Poster Presentation 43rd Lorne Genome Conference 2022

TOP MOVIE: a tandem orthogonal parsimonious machine learning optimized workflow for rapid Mendelian variant interpretation and genomic diagnosis (#134)

Pei Dai 1 2 3 , Andrew Honda 3 , Rachel Fieldhouse 3 , Aaron Statham 3 , Thomas Ohnesorg 3 , Ben Lundie 3 , Eric Lee 3 , Matthew Hobbs 3 , Arthur Poulet 3 4 , Joseph Copty 3 , Georgina Hollway 1 3 , Michel Tchan 3 5 , Kishore R Kumar 5 6 , Peter Schols 7 , Cyrielle Kint 7 , Warren Kaplan 3 , Wunna Kyaw 1 3 , Tri G Phan 1 2 3 , Leslie Burnett 1 2 3 8
  1. Faculty of Medicine, St Vincent's Clinical School, UNSW, Sydney, NSW, Australia
  2. Clinical Immunology Research Consortium of Australasia (CIRCA) , Sydney, NSW, Australia
  3. Garvan Institute of Medical Research, Darlinghurst, NSW, Australia
  4. University Claude Bernard, Lyon, France
  5. Genetic Medicine, Westmead Hospital, Sydney, NSW, Australia
  6. Molecular Medicine Laboratory and Neurology Department, Concord Repatriation General Hospital, Concord, NSW, Australia
  7. Diploid, Invitae Corporation, Leuwen, Belgium
  8. Northern Clinical School, Faculty of Medicine and Health, University of Sydney, St Leonards, NSW, Australia

BACKGROUND: Genomic variant interpretation to the clinical standards of a diagnostic laboratory is a labour-intensive process that can take hours to days. Our aim was to reduce this workload by shrinking the number of variants needing manual curation through eliminating informationally redundant genomic attributes.

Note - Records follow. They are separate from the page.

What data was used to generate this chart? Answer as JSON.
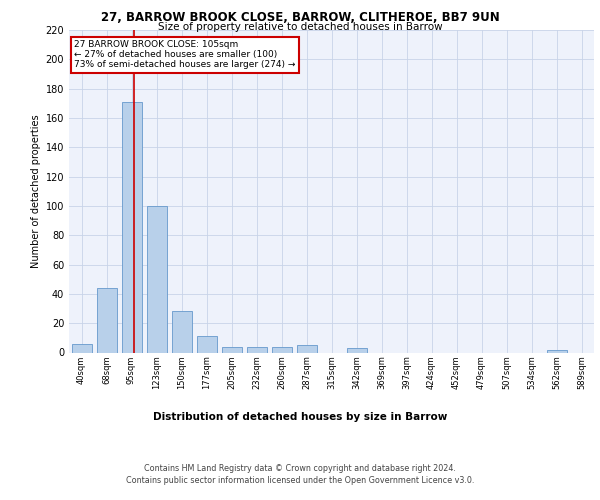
{
  "title1": "27, BARROW BROOK CLOSE, BARROW, CLITHEROE, BB7 9UN",
  "title2": "Size of property relative to detached houses in Barrow",
  "xlabel": "Distribution of detached houses by size in Barrow",
  "ylabel": "Number of detached properties",
  "categories": [
    "40sqm",
    "68sqm",
    "95sqm",
    "123sqm",
    "150sqm",
    "177sqm",
    "205sqm",
    "232sqm",
    "260sqm",
    "287sqm",
    "315sqm",
    "342sqm",
    "369sqm",
    "397sqm",
    "424sqm",
    "452sqm",
    "479sqm",
    "507sqm",
    "534sqm",
    "562sqm",
    "589sqm"
  ],
  "values": [
    6,
    44,
    171,
    100,
    28,
    11,
    4,
    4,
    4,
    5,
    0,
    3,
    0,
    0,
    0,
    0,
    0,
    0,
    0,
    2,
    0
  ],
  "bar_color": "#b8d0ea",
  "bar_edge_color": "#6699cc",
  "red_line_x": 2.1,
  "ylim": [
    0,
    220
  ],
  "yticks": [
    0,
    20,
    40,
    60,
    80,
    100,
    120,
    140,
    160,
    180,
    200,
    220
  ],
  "annotation_text": "27 BARROW BROOK CLOSE: 105sqm\n← 27% of detached houses are smaller (100)\n73% of semi-detached houses are larger (274) →",
  "annotation_box_color": "#ffffff",
  "annotation_box_edge": "#cc0000",
  "footer1": "Contains HM Land Registry data © Crown copyright and database right 2024.",
  "footer2": "Contains public sector information licensed under the Open Government Licence v3.0.",
  "bg_color": "#eef2fb",
  "grid_color": "#c8d4e8"
}
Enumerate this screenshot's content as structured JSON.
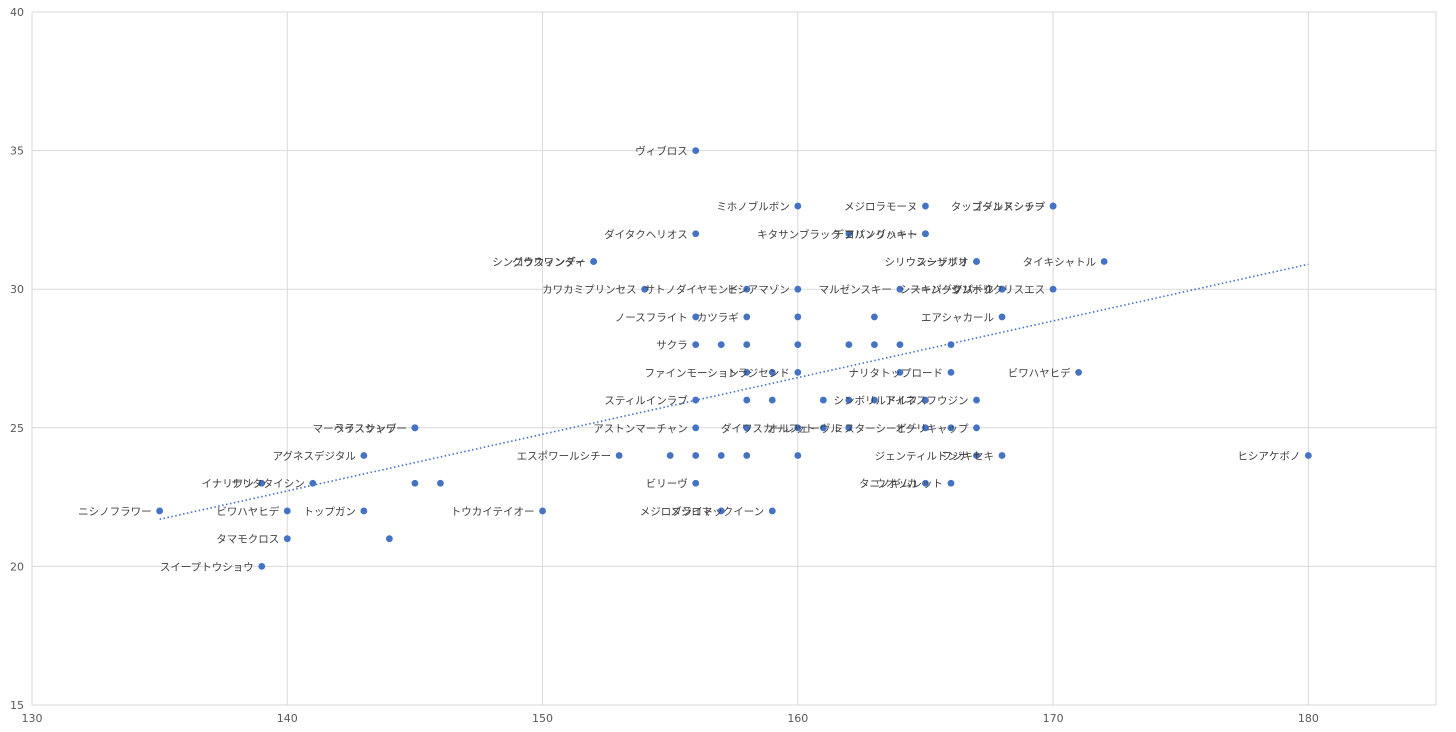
{
  "chart_data": {
    "type": "scatter",
    "title": "",
    "xlabel": "",
    "ylabel": "",
    "xlim": [
      130,
      185
    ],
    "ylim": [
      15,
      40
    ],
    "xticks": [
      130,
      140,
      150,
      160,
      170,
      180
    ],
    "yticks": [
      15,
      20,
      25,
      30,
      35,
      40
    ],
    "grid": true,
    "legend": "none",
    "colors": {
      "point": "#4472c4",
      "trend": "#4472c4",
      "grid": "#d9d9d9"
    },
    "trendline": {
      "type": "linear",
      "x_start": 135,
      "x_end": 180,
      "y_start": 21.7,
      "y_end": 30.9,
      "style": "dotted"
    },
    "points": [
      {
        "label": "ヴィブロス",
        "x": 156,
        "y": 35
      },
      {
        "label": "ゴールドシップ",
        "x": 170,
        "y": 33
      },
      {
        "label": "ミホノブルボン",
        "x": 160,
        "y": 33
      },
      {
        "label": "メジロラモーヌ",
        "x": 165,
        "y": 33
      },
      {
        "label": "タップダンスシチー",
        "x": 170,
        "y": 33
      },
      {
        "label": "ダイタクヘリオス",
        "x": 156,
        "y": 32
      },
      {
        "label": "キタサンブラック",
        "x": 162,
        "y": 32
      },
      {
        "label": "コパノリッキー",
        "x": 165,
        "y": 32
      },
      {
        "label": "デアリングハート",
        "x": 165,
        "y": 32
      },
      {
        "label": "グラスワンダー",
        "x": 152,
        "y": 31
      },
      {
        "label": "シンコウウィンディ",
        "x": 152,
        "y": 31
      },
      {
        "label": "シーザリオ",
        "x": 167,
        "y": 31
      },
      {
        "label": "シリウスシンボリ",
        "x": 167,
        "y": 31
      },
      {
        "label": "タイキシャトル",
        "x": 172,
        "y": 31
      },
      {
        "label": "カワカミプリンセス",
        "x": 154,
        "y": 30
      },
      {
        "label": "サトノダイヤモンド",
        "x": 158,
        "y": 30
      },
      {
        "label": "ヒシアマゾン",
        "x": 160,
        "y": 30
      },
      {
        "label": "マルゼンスキー",
        "x": 164,
        "y": 30
      },
      {
        "label": "シーキングザパール",
        "x": 168,
        "y": 30
      },
      {
        "label": "スーパークリーク",
        "x": 168,
        "y": 30
      },
      {
        "label": "シンボリクリスエス",
        "x": 170,
        "y": 30
      },
      {
        "label": "ノースフライト",
        "x": 156,
        "y": 29
      },
      {
        "label": "カツラギ",
        "x": 158,
        "y": 29
      },
      {
        "label": "",
        "x": 160,
        "y": 29
      },
      {
        "label": "",
        "x": 163,
        "y": 29
      },
      {
        "label": "エアシャカール",
        "x": 168,
        "y": 29
      },
      {
        "label": "サクラ",
        "x": 156,
        "y": 28
      },
      {
        "label": "",
        "x": 157,
        "y": 28
      },
      {
        "label": "",
        "x": 158,
        "y": 28
      },
      {
        "label": "",
        "x": 160,
        "y": 28
      },
      {
        "label": "",
        "x": 162,
        "y": 28
      },
      {
        "label": "",
        "x": 163,
        "y": 28
      },
      {
        "label": "",
        "x": 164,
        "y": 28
      },
      {
        "label": "",
        "x": 166,
        "y": 28
      },
      {
        "label": "ファインモーション",
        "x": 158,
        "y": 27
      },
      {
        "label": "",
        "x": 159,
        "y": 27
      },
      {
        "label": "トラジセンド",
        "x": 160,
        "y": 27
      },
      {
        "label": "",
        "x": 164,
        "y": 27
      },
      {
        "label": "ナリタトップロード",
        "x": 166,
        "y": 27
      },
      {
        "label": "ビワハヤヒデ",
        "x": 171,
        "y": 27
      },
      {
        "label": "シンボリルドルフ",
        "x": 165,
        "y": 26
      },
      {
        "label": "スティルインラブ",
        "x": 156,
        "y": 26
      },
      {
        "label": "",
        "x": 158,
        "y": 26
      },
      {
        "label": "",
        "x": 159,
        "y": 26
      },
      {
        "label": "",
        "x": 161,
        "y": 26
      },
      {
        "label": "",
        "x": 162,
        "y": 26
      },
      {
        "label": "",
        "x": 163,
        "y": 26
      },
      {
        "label": "アイネスフウジン",
        "x": 167,
        "y": 26
      },
      {
        "label": "ライスシャワー",
        "x": 145,
        "y": 25
      },
      {
        "label": "マーベラスサンデー",
        "x": 145,
        "y": 25
      },
      {
        "label": "アストンマーチャン",
        "x": 156,
        "y": 25
      },
      {
        "label": "",
        "x": 158,
        "y": 25
      },
      {
        "label": "",
        "x": 160,
        "y": 25
      },
      {
        "label": "ダイワスカーレット",
        "x": 161,
        "y": 25
      },
      {
        "label": "",
        "x": 162,
        "y": 25
      },
      {
        "label": "ミスターシービー",
        "x": 165,
        "y": 25
      },
      {
        "label": "",
        "x": 166,
        "y": 25
      },
      {
        "label": "オグリキャップ",
        "x": 167,
        "y": 25
      },
      {
        "label": "オルフェーヴル",
        "x": 162,
        "y": 25
      },
      {
        "label": "アグネスデジタル",
        "x": 143,
        "y": 24
      },
      {
        "label": "エスポワールシチー",
        "x": 153,
        "y": 24
      },
      {
        "label": "",
        "x": 155,
        "y": 24
      },
      {
        "label": "",
        "x": 156,
        "y": 24
      },
      {
        "label": "",
        "x": 157,
        "y": 24
      },
      {
        "label": "",
        "x": 158,
        "y": 24
      },
      {
        "label": "",
        "x": 160,
        "y": 24
      },
      {
        "label": "ジェンティルドンナ",
        "x": 167,
        "y": 24
      },
      {
        "label": "フジキセキ",
        "x": 168,
        "y": 24
      },
      {
        "label": "ヒシアケボノ",
        "x": 180,
        "y": 24
      },
      {
        "label": "イナリワン",
        "x": 139,
        "y": 23
      },
      {
        "label": "ナリタタイシン",
        "x": 141,
        "y": 23
      },
      {
        "label": "",
        "x": 145,
        "y": 23
      },
      {
        "label": "",
        "x": 146,
        "y": 23
      },
      {
        "label": "ビリーヴ",
        "x": 156,
        "y": 23
      },
      {
        "label": "ウオッカ",
        "x": 165,
        "y": 23
      },
      {
        "label": "タニノギムレット",
        "x": 166,
        "y": 23
      },
      {
        "label": "ニシノフラワー",
        "x": 135,
        "y": 22
      },
      {
        "label": "ビワハヤヒデ",
        "x": 140,
        "y": 22
      },
      {
        "label": "トップガン",
        "x": 143,
        "y": 22
      },
      {
        "label": "トウカイテイオー",
        "x": 150,
        "y": 22
      },
      {
        "label": "メジロブライト",
        "x": 157,
        "y": 22
      },
      {
        "label": "メジロマックイーン",
        "x": 159,
        "y": 22
      },
      {
        "label": "タマモクロス",
        "x": 140,
        "y": 21
      },
      {
        "label": "",
        "x": 144,
        "y": 21
      },
      {
        "label": "スイープトウショウ",
        "x": 139,
        "y": 20
      }
    ]
  }
}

METHODS: We evaluated several machine learning algorithms using a clinically validated training dataset of pathogenic and non-pathogenic variants to develop NINO, a parsimonious decision tree genomic classifier built on optimisation of variant annotations in our existing pipeline. We used NINO to generate a candidate list of potentially pathogenic variants and AMELIE, a freely available phenomic classifier, to rank these variants based on phenotypic relevance. The resultant workflow is TOP MOVIE, a Tandem, Orthogonal Parsimonious Mendelian Optimized Variant Interpretation Engine.

RESULTS: NINO reduced the number of genomic attributes needing evaluation by an order of magnitude. The addition of the phenomics classifier AMELIE in tandem with NINO further decreased the number of candidate variants requiring curation. The resultant TOP MOVIE workflow significantly reduces the variant search space and identifies the causative pathogenic variant with exponential decrease in turn-around time (TAT).

CONCLUSIONS: TOP MOVIE performs as well as human experts but is exponentially faster. It can be easily implemented in any clinical diagnostic laboratory and optimised using its existing annotation pipeline and referral population, and can be customized and updated without any requirement for programming expertise. Our machine-learning optimised parsimonious classifier (NINO) correctly classified known pathogenic variants using only a small proportion of commonly-used genomic attributes, suggesting that existing in silico annotation tools may already hold sufficient information content for accurate diagnosis. TOP MOVIE is currently clinically validated for single nucleotide variants and indels (≤ 20 nt) in genomic coding regions; we have not yet applied it to structural variants or non-coding variants.